The possibilities are endless: "Local Attractions" - detailing the embarrassing snog you have with your neighbour or colleague; "Where to stay" - looking at the signs telling you that this might be somebody to hang on to, and "When to go" which is self-evident. There could even be a phrase section helpfully pointing out statements such as "it's not that I don't like you it's just . . ." actually mean "I like you but not that much."

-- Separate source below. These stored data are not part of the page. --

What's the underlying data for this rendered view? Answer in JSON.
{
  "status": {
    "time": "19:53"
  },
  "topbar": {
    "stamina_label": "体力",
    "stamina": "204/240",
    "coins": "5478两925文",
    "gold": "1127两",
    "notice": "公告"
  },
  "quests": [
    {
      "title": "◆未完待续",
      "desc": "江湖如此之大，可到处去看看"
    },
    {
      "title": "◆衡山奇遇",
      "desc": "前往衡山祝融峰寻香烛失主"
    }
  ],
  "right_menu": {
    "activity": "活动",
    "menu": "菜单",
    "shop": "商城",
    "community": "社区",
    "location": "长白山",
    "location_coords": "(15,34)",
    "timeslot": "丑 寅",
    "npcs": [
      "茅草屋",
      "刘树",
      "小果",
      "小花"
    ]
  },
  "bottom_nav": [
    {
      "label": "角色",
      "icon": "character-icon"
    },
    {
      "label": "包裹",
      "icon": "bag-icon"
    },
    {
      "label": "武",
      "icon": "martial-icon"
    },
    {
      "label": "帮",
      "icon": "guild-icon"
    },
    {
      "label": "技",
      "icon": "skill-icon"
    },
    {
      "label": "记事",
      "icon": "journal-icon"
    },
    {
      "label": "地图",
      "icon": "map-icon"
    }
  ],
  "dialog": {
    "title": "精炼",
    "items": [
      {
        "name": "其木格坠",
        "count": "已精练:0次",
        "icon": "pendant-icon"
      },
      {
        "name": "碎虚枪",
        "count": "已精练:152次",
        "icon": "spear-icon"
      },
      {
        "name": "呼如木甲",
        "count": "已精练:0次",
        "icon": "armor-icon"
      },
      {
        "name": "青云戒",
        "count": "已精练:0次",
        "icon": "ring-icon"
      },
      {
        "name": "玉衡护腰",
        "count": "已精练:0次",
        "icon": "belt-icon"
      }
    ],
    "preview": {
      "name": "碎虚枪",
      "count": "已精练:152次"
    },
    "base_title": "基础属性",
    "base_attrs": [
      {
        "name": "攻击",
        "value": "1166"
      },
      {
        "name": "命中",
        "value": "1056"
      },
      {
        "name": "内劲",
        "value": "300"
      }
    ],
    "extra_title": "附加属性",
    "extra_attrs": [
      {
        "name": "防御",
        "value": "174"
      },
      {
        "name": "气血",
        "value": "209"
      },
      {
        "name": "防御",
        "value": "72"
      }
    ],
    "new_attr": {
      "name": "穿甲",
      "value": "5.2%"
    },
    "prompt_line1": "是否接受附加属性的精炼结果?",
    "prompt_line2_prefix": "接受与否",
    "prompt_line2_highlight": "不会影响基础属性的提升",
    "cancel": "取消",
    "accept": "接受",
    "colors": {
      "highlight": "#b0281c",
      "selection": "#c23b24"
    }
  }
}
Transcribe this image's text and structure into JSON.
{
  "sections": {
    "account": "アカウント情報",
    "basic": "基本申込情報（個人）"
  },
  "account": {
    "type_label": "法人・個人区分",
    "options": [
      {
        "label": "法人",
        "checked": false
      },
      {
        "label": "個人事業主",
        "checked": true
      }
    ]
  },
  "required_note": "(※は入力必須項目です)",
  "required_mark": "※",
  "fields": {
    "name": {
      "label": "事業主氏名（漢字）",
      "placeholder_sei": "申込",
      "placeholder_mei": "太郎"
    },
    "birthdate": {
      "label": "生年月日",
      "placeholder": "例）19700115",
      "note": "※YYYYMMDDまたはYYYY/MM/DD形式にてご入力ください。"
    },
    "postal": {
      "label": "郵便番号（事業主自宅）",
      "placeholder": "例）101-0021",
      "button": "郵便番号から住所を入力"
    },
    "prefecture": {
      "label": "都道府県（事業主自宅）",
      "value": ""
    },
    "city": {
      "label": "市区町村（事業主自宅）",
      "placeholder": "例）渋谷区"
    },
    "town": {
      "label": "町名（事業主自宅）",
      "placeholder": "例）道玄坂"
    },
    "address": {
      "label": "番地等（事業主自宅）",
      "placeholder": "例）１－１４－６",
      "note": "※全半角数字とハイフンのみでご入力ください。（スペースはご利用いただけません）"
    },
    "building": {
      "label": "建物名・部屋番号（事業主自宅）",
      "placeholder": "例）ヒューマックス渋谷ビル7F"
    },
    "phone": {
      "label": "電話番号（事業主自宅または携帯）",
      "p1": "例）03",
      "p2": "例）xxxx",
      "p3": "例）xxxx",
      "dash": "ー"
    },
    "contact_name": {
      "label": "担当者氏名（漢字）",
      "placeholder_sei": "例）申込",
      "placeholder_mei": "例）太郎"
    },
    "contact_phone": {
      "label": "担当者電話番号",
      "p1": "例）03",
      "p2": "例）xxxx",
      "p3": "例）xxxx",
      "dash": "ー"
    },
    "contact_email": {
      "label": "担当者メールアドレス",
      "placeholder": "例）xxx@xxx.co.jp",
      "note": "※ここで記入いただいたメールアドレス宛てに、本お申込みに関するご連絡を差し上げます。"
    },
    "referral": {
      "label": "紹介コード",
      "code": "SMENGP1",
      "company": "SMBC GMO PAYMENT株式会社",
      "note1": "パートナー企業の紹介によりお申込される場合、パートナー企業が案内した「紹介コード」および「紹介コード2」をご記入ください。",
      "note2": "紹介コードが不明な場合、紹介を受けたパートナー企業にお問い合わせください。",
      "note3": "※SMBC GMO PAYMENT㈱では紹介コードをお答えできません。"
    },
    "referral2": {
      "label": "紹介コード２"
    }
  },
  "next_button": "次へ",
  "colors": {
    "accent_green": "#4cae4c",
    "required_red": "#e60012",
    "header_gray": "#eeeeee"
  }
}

The most interesting and complex chapter would be the one titled "Dangers and Annoyances" - into this section would go the two types of men that seem to populate my life as though on a mission from God: The first are ones we could roughly call Not A Good Idea - those with girlfriends, resident in another country or with a strong aversion to anyone called Louise. The others are an equally infuriating breed and are best described as people who manage to make me feel as though they think I fancy them. If you can work your way through that sentence you might recognise the type - you snog him, you meet again, he looks down, he looks shifty, he looks ever so slightly terrified. Within the space of 65 seconds he has managed to convince you that you fancy him.

If you're very strong-minded, you realise that you don't fancy him, but so impressive are the fancy tactics of this type (who, infuriatingly, is often completely unaware that he's using any), you will often get terribly embarrassed because you think that he thinks you fancy him, so you blush and say stupid things anyway. So, then he really does think you fancy him.

I've learnt by now that the best thing to do with these people is throw them from you. But it has taken me years to work that out - so, someone, please, get writing and make Cadbury's, Mills & Boone and the Boy Band Central Casting Office redundant.